How Will the Ukraine War End?

U.S. officials have said that Russia appealed to China for military and economic support. Biden warned China’s leader, Xi Jinping, that granting that request would incur “consequences,” though the administration has not specified what those consequences might be.

“The administration’s dilemma is that China is the world’s second-largest economy and the origin point of countless global supply chains,” wrote Phelim Kine of Politico. “Unlike Russia, whose relative unimportance to the function of Western economies made it relatively easier to sanction, China is a dominant player in everything from electrical appliances to shipping to solar panels.”

But many doubt China will become a major party in the conflict. There are limits to how much China can help Russia economically, the Times columnist Paul Krugman explained. And by lending Russia military support, China might risk alienating other global powers with which it does business.

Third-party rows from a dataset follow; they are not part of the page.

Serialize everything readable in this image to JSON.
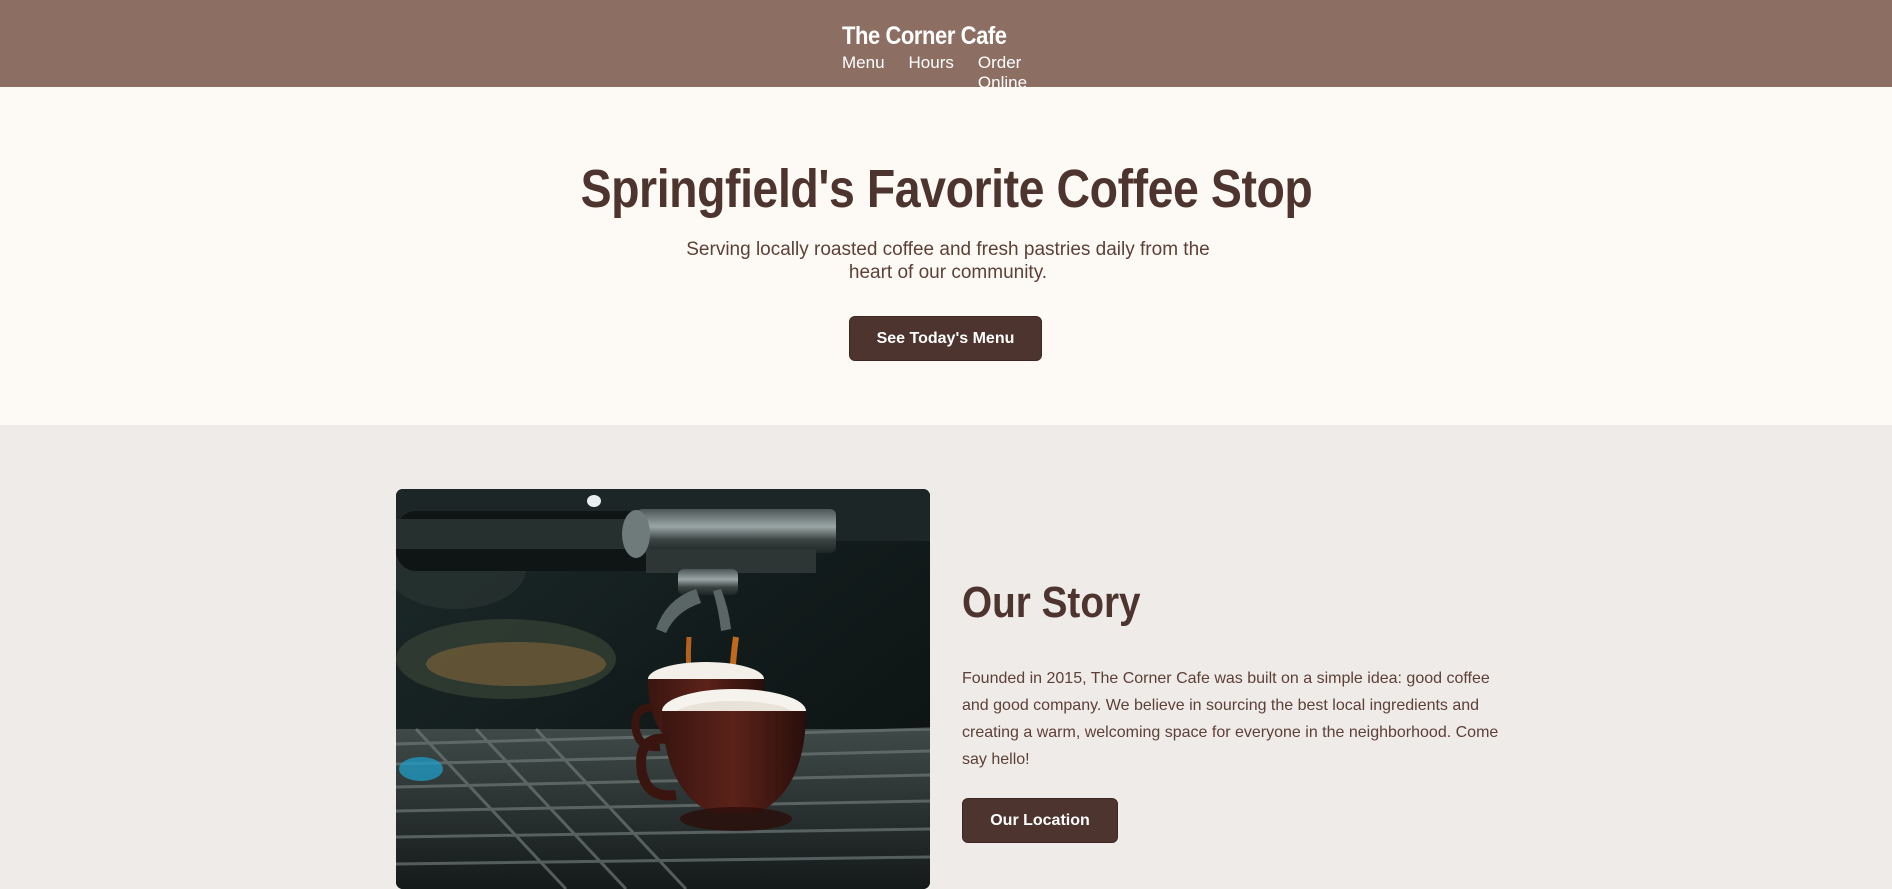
{
  "header": {
    "brand": "The Corner Cafe",
    "nav": [
      {
        "label": "Menu"
      },
      {
        "label": "Hours"
      },
      {
        "label": "Order Online"
      }
    ]
  },
  "hero": {
    "title": "Springfield's Favorite Coffee Stop",
    "subtitle": "Serving locally roasted coffee and fresh pastries daily from the heart of our community.",
    "cta_label": "See Today's Menu"
  },
  "story": {
    "title": "Our Story",
    "body": "Founded in 2015, The Corner Cafe was built on a simple idea: good coffee and good company. We believe in sourcing the best local ingredients and creating a warm, welcoming space for everyone in the neighborhood. Come say hello!",
    "cta_label": "Our Location",
    "image": "espresso-machine-photo"
  },
  "colors": {
    "header_bg": "#8d6e63",
    "hero_bg": "#fdfaf5",
    "section_bg": "#efebe8",
    "accent": "#4e342e"
  }
}
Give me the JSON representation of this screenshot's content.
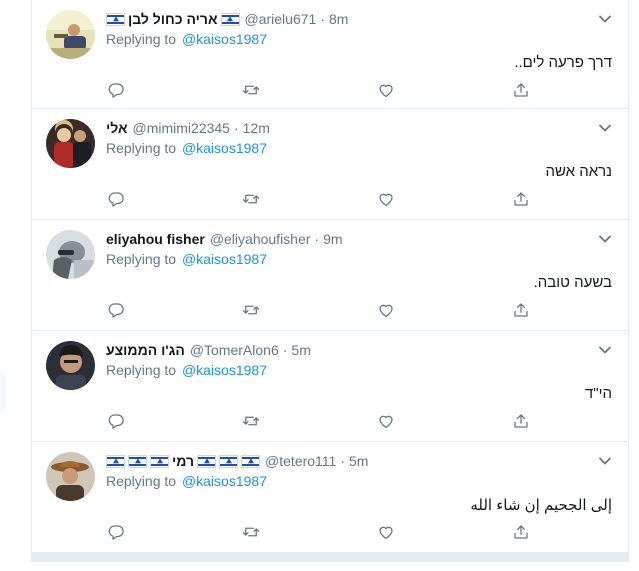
{
  "colors": {
    "link": "#1b95e0",
    "muted": "#657786",
    "border": "#e6ecf0",
    "text": "#14171a"
  },
  "icons": {
    "reply": "reply-icon",
    "retweet": "retweet-icon",
    "like": "like-icon",
    "share": "share-icon",
    "caret": "chevron-down-icon",
    "flag": "israel-flag-emoji"
  },
  "tweets": [
    {
      "name": "אריה כחול לבן",
      "name_flags": [
        "🇮🇱",
        "🇮🇱"
      ],
      "handle": "@arielu671",
      "separator": "·",
      "time": "8m",
      "replying_prefix": "Replying to",
      "replying_to": "@kaisos1987",
      "text": "דרך פרעה לים.."
    },
    {
      "name": "אלי",
      "name_flags": [],
      "handle": "@mimimi22345",
      "separator": "·",
      "time": "12m",
      "replying_prefix": "Replying to",
      "replying_to": "@kaisos1987",
      "text": "נראה אשה"
    },
    {
      "name": "eliyahou fisher",
      "name_flags": [],
      "handle": "@eliyahoufisher",
      "separator": "·",
      "time": "9m",
      "replying_prefix": "Replying to",
      "replying_to": "@kaisos1987",
      "text": "בשעה טובה."
    },
    {
      "name": "הג'ו הממוצע",
      "name_flags": [],
      "handle": "@TomerAlon6",
      "separator": "·",
      "time": "5m",
      "replying_prefix": "Replying to",
      "replying_to": "@kaisos1987",
      "text": "הי\"ד"
    },
    {
      "name": "רמי",
      "name_flags": [
        "🇮🇱",
        "🇮🇱",
        "🇮🇱",
        "🇮🇱",
        "🇮🇱",
        "🇮🇱"
      ],
      "handle": "@tetero111",
      "separator": "·",
      "time": "5m",
      "replying_prefix": "Replying to",
      "replying_to": "@kaisos1987",
      "text": "إلى الجحيم إن شاء الله"
    }
  ]
}
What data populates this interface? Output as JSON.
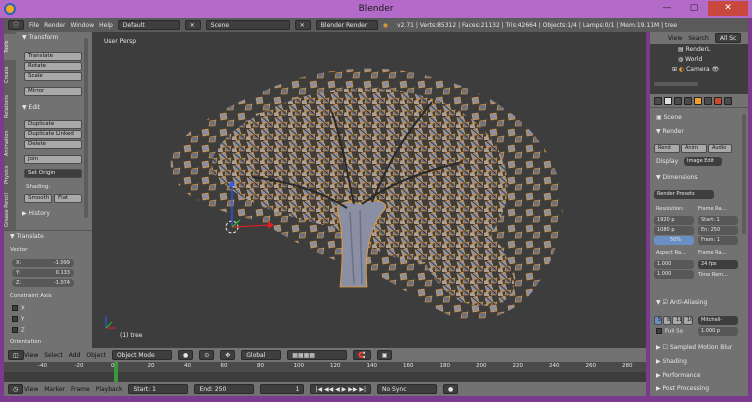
{
  "window": {
    "title": "Blender",
    "controls": [
      "—",
      "▢",
      "✕"
    ]
  },
  "infobar": {
    "menus": [
      "File",
      "Render",
      "Window",
      "Help"
    ],
    "layout": "Default",
    "scene": "Scene",
    "engine": "Blender Render",
    "stats": "v2.71 | Verts:85312 | Faces:21132 | Tris:42664 | Objects:1/4 | Lamps:0/1 | Mem:19.11M | tree"
  },
  "toolshelf": {
    "tabs": [
      "Tools",
      "Create",
      "Relations",
      "Animation",
      "Physics",
      "Grease Pencil"
    ],
    "transform_header": "Transform",
    "transform_buttons": [
      "Translate",
      "Rotate",
      "Scale"
    ],
    "mirror_label": "Mirror",
    "edit_header": "Edit",
    "edit_buttons": [
      "Duplicate",
      "Duplicate Linked",
      "Delete"
    ],
    "join_label": "Join",
    "set_origin_label": "Set Origin",
    "shading_label": "Shading:",
    "smooth_label": "Smooth",
    "flat_label": "Flat",
    "history_header": "History"
  },
  "operator": {
    "header": "Translate",
    "vector_label": "Vector",
    "x_label": "X:",
    "x_value": "-1.099",
    "y_label": "Y:",
    "y_value": "0.133",
    "z_label": "Z:",
    "z_value": "-1.074",
    "constraint_label": "Constraint Axis",
    "axes": [
      "X",
      "Y",
      "Z"
    ],
    "orientation_label": "Orientation"
  },
  "viewport": {
    "view_label": "User Persp",
    "object_label": "(1) tree"
  },
  "view3d_header": {
    "menus": [
      "View",
      "Select",
      "Add",
      "Object"
    ],
    "mode": "Object Mode",
    "orientation": "Global"
  },
  "timeline": {
    "ticks": [
      "-40",
      "-20",
      "0",
      "20",
      "40",
      "60",
      "80",
      "100",
      "120",
      "140",
      "160",
      "180",
      "200",
      "220",
      "240",
      "260",
      "280"
    ],
    "menus": [
      "View",
      "Marker",
      "Frame",
      "Playback"
    ],
    "start_label": "Start:",
    "start_value": "1",
    "end_label": "End:",
    "end_value": "250",
    "current": "1",
    "sync": "No Sync"
  },
  "outliner": {
    "menus": [
      "View",
      "Search",
      "All Sc"
    ],
    "items": [
      "RenderL",
      "World",
      "Camera"
    ]
  },
  "properties": {
    "scene_label": "Scene",
    "render_header": "Render",
    "render_buttons": [
      "Rend",
      "Anim",
      "Audio"
    ],
    "display_label": "Display",
    "display_value": "Image Edit",
    "dimensions_header": "Dimensions",
    "presets": "Render Presets",
    "resolution_label": "Resolution:",
    "frame_range_label": "Frame Ra...",
    "res_x": "1920 p",
    "res_y": "1080 p",
    "res_pct": "50%",
    "start_frame": "Start: 1",
    "end_frame": "En: 250",
    "frame_step": "Fram: 1",
    "aspect_label": "Aspect Ra...",
    "framerate_label": "Frame Ra...",
    "aspect_x": "1.000",
    "aspect_y": "1.000",
    "fps": "24 fps",
    "time_rem_label": "Time Rem...",
    "aa_header": "Anti-Aliasing",
    "aa_samples": [
      "5",
      "8",
      "11",
      "16"
    ],
    "aa_filter": "Mitchell-",
    "full_sample_label": "Full Sa",
    "aa_size": "1.000 p",
    "sampled_motion_blur": "Sampled Motion Blur",
    "shading_header": "Shading",
    "performance_header": "Performance",
    "post_processing_header": "Post Processing"
  },
  "colors": {
    "title_bar": "#b46ac8",
    "window_frame": "#7a3b8e",
    "panel": "#727272",
    "viewport_bg": "#3d3d3d",
    "selection_orange": "#f0a030",
    "mesh_fill": "#8a8fa3",
    "close_button": "#c8473e"
  }
}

In part for that reason, some think China may even intervene to end Russia’s assault. “The longer the war lasts, the more it will reinvigorate the Western alliance around the idea of a values-based confrontation between East and West, bringing the United States and the European Union into even closer alignment while driving military budgets up around the globe,” wrote Wang Huiyao, the founder and president of the Center for China and Globalization, in The Times. “That is not good for China, which would prefer to maintain lucrative economic ties with the West and focus its resources on domestic development.”

For now, China is walking a middle path, at once declining calls to condemn Russia’s attack and pledging to de-escalate the conflict. Xi’s government “has struck a careful balance between its economic and geopolitical objectives, providing enough diplomatic support for Russia to maintain Moscow’s loyalty without extending the kind of aid that would cost its exporters Western customers,” Eric Levitz of New York magazine wrote. “It is hard to see why it would abandon this stance for Vladimir Putin’s sake.”

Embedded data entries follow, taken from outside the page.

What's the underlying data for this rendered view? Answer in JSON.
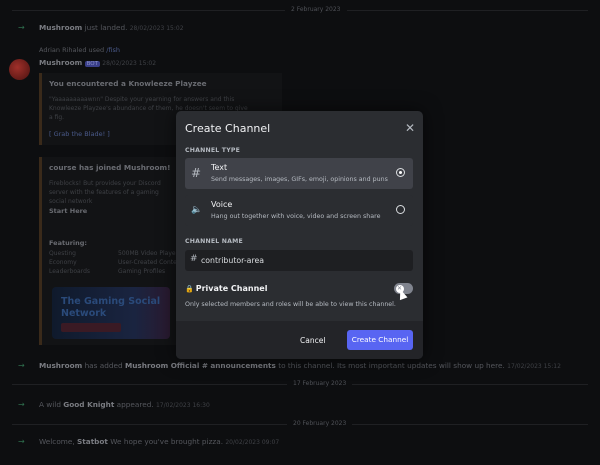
{
  "background": {
    "date_dividers": [
      "2 February 2023",
      "17 February 2023",
      "20 February 2023"
    ],
    "messages": [
      {
        "author": "Mushroom",
        "text": "just landed.",
        "time": "28/02/2023 15:02"
      },
      {
        "meta": "Adrian Rihaled used ",
        "ref": "/fish"
      },
      {
        "author": "Mushroom",
        "badge": "BOT",
        "time": "28/02/2023 15:02"
      },
      {
        "card_title": "You encountered a Knowleeze Playzee",
        "card_text": "\"Yaaaaaaaaawnn\" Despite your yearning for answers and this Knowleeze Playzee's abundance of them, he doesn't seem to give a fig.",
        "card_link": "[ Grab the Blade! ]"
      },
      {
        "card_title": "course has joined Mushroom!",
        "card_text": "Fireblocks! But provides your Discord server with the features of a gaming social network",
        "card_sub": "Start Here",
        "card_features_title": "Featuring:",
        "features": [
          "Questing",
          "Economy",
          "Leaderboards",
          "500MB Video Player",
          "User-Created Content",
          "Gaming Profiles"
        ]
      },
      {
        "author": "Mushroom",
        "text": "has added",
        "target": "Mushroom Official #",
        "channel": "announcements",
        "rest": "to this channel. Its most important updates will show up here.",
        "time": "17/02/2023 15:12"
      },
      {
        "text": "A wild",
        "author": "Good Knight",
        "rest": "appeared.",
        "time": "17/02/2023 16:30"
      },
      {
        "text": "Welcome,",
        "author": "Statbot",
        "rest": "We hope you've brought pizza.",
        "time": "20/02/2023 09:07"
      }
    ],
    "art_title": "The Gaming Social Network"
  },
  "modal": {
    "title": "Create Channel",
    "channel_type_label": "CHANNEL TYPE",
    "options": [
      {
        "icon": "hash-icon",
        "glyph": "#",
        "name": "Text",
        "desc": "Send messages, images, GIFs, emoji, opinions and puns",
        "selected": true
      },
      {
        "icon": "speaker-icon",
        "glyph": "🔈",
        "name": "Voice",
        "desc": "Hang out together with voice, video and screen share",
        "selected": false
      }
    ],
    "channel_name_label": "CHANNEL NAME",
    "channel_name_value": "contributor-area",
    "private_label": "Private Channel",
    "private_enabled": false,
    "private_hint": "Only selected members and roles will be able to view this channel.",
    "cancel_label": "Cancel",
    "create_label": "Create Channel",
    "accent": "#5865f2"
  }
}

Despite Russia’s initial failures, many commentators believe it is only a matter of time before Putin unleashes the full might of his military on Ukraine’s cities and deposes its government. And what might he do then?

“The optimistic part is he dies soon after,” Masha Gessen, who covers Russia for The New Yorker, told Ezra Klein on a recent episode of his podcast. “Because if he doesn’t, it happens again and again and again,” Gessen said, adding, “Moldova, Ukraine, Georgia, the Baltics, Poland — they’re all on notice.”